Whilst the book was a gratefully received gift I could have course bought a more up to date account of Arafat which would have included his death and the allegations made as a result of it but one must never be too quickly dismissive of ‘out of date’ books. This particular book perfectly captures the mood of that period and whilst many of the facts have already been well documented the difference with this book can be found within the title.
Few political leaders since the Second World War have managed to portray themselves as such a mysterious, cult-like figure as Arafat. For millions of people around the world he was whatever one’s political stance portrayed him as; hero, terrorist, guerrilla leader, peace-maker, war-maker. He divided opinion as dramatically as the did the cause for which he dedicated his life and there can be no doubting the personal sacrifice he made for his belief. Regardless of one’s own political view, Arafat lived a life under constant threat of assassination, he rarely stayed in one place for more than two days and faced continual threats from both sides of the political divide. Throughout his life he gambled with the highest stakes be it an allegiance with Saddam Hussein or his renouncing of terrorism at the UN General Assembly and this book captures quite brilliantly the path to that point whilst tackling the myths and legends of such an enigmatic figure.
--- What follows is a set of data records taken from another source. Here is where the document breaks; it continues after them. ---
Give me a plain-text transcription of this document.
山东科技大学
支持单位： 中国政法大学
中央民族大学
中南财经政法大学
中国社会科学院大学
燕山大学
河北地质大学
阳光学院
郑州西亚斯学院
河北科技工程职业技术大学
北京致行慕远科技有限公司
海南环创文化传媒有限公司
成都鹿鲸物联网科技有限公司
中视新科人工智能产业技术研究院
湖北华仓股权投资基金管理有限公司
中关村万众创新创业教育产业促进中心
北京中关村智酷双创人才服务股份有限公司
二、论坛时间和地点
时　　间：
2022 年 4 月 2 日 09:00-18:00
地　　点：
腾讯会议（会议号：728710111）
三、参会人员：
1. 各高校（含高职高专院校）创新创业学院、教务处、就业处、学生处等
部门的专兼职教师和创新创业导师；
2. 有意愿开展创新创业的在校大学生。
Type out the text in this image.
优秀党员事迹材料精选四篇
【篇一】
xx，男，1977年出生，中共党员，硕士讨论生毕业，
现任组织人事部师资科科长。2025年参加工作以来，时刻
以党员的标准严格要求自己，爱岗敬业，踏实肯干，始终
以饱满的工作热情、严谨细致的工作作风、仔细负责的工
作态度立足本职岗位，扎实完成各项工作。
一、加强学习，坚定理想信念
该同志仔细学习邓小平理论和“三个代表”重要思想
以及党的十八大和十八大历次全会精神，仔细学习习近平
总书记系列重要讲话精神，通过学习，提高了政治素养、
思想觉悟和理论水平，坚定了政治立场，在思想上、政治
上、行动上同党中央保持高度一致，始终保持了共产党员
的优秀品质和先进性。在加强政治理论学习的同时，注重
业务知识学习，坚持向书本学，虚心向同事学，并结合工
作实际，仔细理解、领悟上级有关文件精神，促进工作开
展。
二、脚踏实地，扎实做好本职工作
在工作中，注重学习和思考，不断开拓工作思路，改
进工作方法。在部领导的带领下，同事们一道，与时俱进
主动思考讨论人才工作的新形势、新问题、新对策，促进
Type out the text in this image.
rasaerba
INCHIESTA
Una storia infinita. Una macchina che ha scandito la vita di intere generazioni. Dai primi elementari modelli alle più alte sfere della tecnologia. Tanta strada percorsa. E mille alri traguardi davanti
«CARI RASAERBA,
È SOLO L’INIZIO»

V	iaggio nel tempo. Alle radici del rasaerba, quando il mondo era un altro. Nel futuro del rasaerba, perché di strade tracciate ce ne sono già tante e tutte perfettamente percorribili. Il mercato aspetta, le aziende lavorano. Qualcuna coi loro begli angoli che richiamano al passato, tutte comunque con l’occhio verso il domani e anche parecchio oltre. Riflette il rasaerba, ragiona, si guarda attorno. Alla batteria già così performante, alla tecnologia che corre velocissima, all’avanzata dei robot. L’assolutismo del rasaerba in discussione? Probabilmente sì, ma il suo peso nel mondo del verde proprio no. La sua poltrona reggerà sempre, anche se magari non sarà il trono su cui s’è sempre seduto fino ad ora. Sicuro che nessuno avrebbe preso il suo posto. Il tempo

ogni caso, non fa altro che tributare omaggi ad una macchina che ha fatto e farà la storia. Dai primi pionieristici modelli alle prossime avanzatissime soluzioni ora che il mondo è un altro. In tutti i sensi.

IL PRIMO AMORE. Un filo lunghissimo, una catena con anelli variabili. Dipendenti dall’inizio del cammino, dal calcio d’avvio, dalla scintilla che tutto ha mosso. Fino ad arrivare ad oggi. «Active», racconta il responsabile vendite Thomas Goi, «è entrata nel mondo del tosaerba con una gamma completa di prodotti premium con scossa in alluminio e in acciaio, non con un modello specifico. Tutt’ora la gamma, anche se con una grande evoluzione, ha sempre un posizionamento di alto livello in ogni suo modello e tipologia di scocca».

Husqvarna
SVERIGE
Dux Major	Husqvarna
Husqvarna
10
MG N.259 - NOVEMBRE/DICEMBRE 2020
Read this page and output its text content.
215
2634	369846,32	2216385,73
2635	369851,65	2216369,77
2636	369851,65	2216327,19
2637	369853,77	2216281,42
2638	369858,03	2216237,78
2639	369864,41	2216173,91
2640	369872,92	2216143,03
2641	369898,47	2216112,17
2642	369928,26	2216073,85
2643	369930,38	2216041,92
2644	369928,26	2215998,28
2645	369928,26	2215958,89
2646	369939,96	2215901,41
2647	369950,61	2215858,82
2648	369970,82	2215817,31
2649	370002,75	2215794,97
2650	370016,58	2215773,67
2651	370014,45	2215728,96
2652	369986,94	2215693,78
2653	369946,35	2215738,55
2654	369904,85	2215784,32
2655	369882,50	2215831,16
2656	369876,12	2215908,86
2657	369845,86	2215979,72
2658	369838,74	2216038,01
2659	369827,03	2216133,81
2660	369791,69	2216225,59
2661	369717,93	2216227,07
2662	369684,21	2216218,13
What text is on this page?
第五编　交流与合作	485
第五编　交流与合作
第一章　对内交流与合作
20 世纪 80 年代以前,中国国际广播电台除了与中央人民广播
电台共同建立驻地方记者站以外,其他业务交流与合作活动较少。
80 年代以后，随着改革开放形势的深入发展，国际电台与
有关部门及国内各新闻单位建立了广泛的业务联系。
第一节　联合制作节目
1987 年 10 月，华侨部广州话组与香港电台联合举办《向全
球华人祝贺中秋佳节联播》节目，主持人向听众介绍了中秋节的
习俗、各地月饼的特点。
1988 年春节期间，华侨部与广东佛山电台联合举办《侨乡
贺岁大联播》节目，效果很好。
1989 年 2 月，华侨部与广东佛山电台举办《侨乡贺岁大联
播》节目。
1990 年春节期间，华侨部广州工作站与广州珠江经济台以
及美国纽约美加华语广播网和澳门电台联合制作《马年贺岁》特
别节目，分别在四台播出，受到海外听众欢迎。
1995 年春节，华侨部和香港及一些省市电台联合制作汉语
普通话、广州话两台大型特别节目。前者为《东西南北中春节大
Arafat was supremely confident on the world stage and his foreign travels took in the lands of the most controversial leaders of the seventies and eighties from Fidel Castro to George Habash of the PFLP, Saddam Hussein, Egypt’s Nasser and Sadat, leaders of both the Chinese and Soviet Communist parties to Assad, Gadaffi and the Iranian Ayatollah Khomeini.
The authors set out the maze of dilemma’s which inevitably faced Arafat’s every consideration and decision and the frustrations he felt as those closest to him rebelled against the path he believed easiest to tread. This is a well balanced and authoritative documentary about a man and a situation few of us will ever barely fathom but within these pages you can find a clarification rather than a justification of Arafat and the man he became.